Abstract

The analysis of heat flow, seismic, and topographic data collected in the northern Norwegian‐Greenland Sea reveals an asymmetric evolution of the Eurasian and North American plates. These data are compared to predictions from three kinematic models of extension which produce asymmetry about the Knipovich Ridge: (1) uniform asymmetric pure shear, (2) lithospheric simple shear, and (3) rift/ridge jumping. The data are consistent with a range of deformation scenarios, from one ridge jump occurring at about 25 m.y. after the initiation of spreading to continuous asymmetric extension. The simple shear model can match the data only when a detachment fault dips more steeply than 45° under Svalbard. Tectonic and heat flow evidence suggests that asymmetry may have evolved from a combination of all three models. When the Mohns Ridge (propagating to the east) encountered the preexisting northward trending Spitsbergen Shear Zone, the direction of ridge propagation shifted to the north, being influenced by the abrupt change in the regional stress field at the shear zone‐ridge axis intersection.
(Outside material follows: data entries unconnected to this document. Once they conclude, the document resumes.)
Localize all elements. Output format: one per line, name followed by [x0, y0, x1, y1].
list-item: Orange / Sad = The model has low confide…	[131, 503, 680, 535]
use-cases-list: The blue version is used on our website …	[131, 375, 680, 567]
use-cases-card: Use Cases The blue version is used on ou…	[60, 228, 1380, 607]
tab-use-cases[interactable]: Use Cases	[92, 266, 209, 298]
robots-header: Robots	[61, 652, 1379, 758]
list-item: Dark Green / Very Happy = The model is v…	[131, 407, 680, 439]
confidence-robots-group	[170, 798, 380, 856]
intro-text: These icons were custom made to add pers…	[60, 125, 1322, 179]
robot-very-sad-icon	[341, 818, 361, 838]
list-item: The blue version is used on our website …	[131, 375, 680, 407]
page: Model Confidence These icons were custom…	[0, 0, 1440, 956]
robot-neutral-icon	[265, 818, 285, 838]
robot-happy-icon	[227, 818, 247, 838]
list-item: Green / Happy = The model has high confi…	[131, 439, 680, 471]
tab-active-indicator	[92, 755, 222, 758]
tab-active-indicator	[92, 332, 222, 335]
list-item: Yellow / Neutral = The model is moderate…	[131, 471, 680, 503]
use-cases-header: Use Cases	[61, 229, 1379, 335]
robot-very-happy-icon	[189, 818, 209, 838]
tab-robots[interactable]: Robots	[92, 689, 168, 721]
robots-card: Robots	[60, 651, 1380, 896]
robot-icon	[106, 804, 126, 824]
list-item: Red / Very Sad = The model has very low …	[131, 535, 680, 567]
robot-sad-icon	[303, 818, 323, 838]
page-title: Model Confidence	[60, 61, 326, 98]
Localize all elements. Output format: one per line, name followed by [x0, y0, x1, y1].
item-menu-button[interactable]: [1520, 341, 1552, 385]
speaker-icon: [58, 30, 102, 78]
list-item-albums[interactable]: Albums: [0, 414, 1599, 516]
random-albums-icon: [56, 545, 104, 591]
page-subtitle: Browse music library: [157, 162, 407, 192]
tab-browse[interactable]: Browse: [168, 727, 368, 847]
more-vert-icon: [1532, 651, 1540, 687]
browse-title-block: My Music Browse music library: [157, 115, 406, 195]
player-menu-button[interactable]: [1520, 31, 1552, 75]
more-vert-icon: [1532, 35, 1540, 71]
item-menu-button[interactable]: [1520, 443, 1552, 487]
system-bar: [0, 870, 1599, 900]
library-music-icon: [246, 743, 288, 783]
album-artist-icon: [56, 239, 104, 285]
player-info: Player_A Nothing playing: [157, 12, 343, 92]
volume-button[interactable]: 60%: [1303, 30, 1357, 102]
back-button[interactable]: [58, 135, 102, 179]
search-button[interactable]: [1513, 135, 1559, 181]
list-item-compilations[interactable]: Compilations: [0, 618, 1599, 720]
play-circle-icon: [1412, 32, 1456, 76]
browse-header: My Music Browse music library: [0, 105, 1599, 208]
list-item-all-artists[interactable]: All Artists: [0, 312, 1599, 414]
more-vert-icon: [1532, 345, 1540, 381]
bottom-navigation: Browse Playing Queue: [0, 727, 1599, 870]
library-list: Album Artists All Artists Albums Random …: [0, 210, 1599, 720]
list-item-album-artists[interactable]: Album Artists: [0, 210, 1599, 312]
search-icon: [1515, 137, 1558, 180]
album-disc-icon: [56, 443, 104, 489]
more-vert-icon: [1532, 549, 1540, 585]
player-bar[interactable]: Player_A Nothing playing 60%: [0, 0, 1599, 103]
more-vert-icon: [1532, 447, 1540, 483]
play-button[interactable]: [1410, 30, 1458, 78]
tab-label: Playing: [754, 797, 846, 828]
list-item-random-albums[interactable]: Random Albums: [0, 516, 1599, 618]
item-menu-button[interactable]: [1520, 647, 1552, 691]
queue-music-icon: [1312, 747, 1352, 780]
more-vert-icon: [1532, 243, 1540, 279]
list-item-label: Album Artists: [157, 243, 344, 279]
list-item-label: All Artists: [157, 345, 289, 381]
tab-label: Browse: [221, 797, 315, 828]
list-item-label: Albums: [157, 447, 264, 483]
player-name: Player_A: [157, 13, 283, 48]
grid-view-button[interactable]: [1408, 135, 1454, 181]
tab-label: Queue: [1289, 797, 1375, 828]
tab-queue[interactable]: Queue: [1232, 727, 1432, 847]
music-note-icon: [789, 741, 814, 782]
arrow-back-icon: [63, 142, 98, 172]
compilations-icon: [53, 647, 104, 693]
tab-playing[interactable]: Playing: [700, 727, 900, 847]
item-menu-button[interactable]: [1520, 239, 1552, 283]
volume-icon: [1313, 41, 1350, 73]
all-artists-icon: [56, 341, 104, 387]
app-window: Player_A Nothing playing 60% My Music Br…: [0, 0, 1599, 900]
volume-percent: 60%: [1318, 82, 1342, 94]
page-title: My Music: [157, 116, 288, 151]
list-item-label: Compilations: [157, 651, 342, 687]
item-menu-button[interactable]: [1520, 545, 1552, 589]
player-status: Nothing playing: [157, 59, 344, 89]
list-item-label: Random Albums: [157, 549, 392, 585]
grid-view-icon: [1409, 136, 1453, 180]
As a result, the nascent Knipovich Ridge entered into and propagated along the shear zone. Consequently, formerly active shear faults became the new detachment surfaces along which new crust is minted and asymmetrically extended. The high level of deviatoric stress about the Mohns and Knipovich Ridge intersection may cause a gradual eastward migration of the Knipovich Ridge, resulting in multiple zones of magma intrusion. “Off‐axial” bands of high heat flow and volcanism located along the Barents Sea and Svalbard margin, along the Yermak Plateau, and on continental Svalbard just southeast of the Yermak Plateau may be evidence for this migration. Propagation from the Nansen Ridge may have entered the same shear zone from the north, explaining the creation of the small Molloy Ridge and off‐axis volcanism on the Yermak Plateau.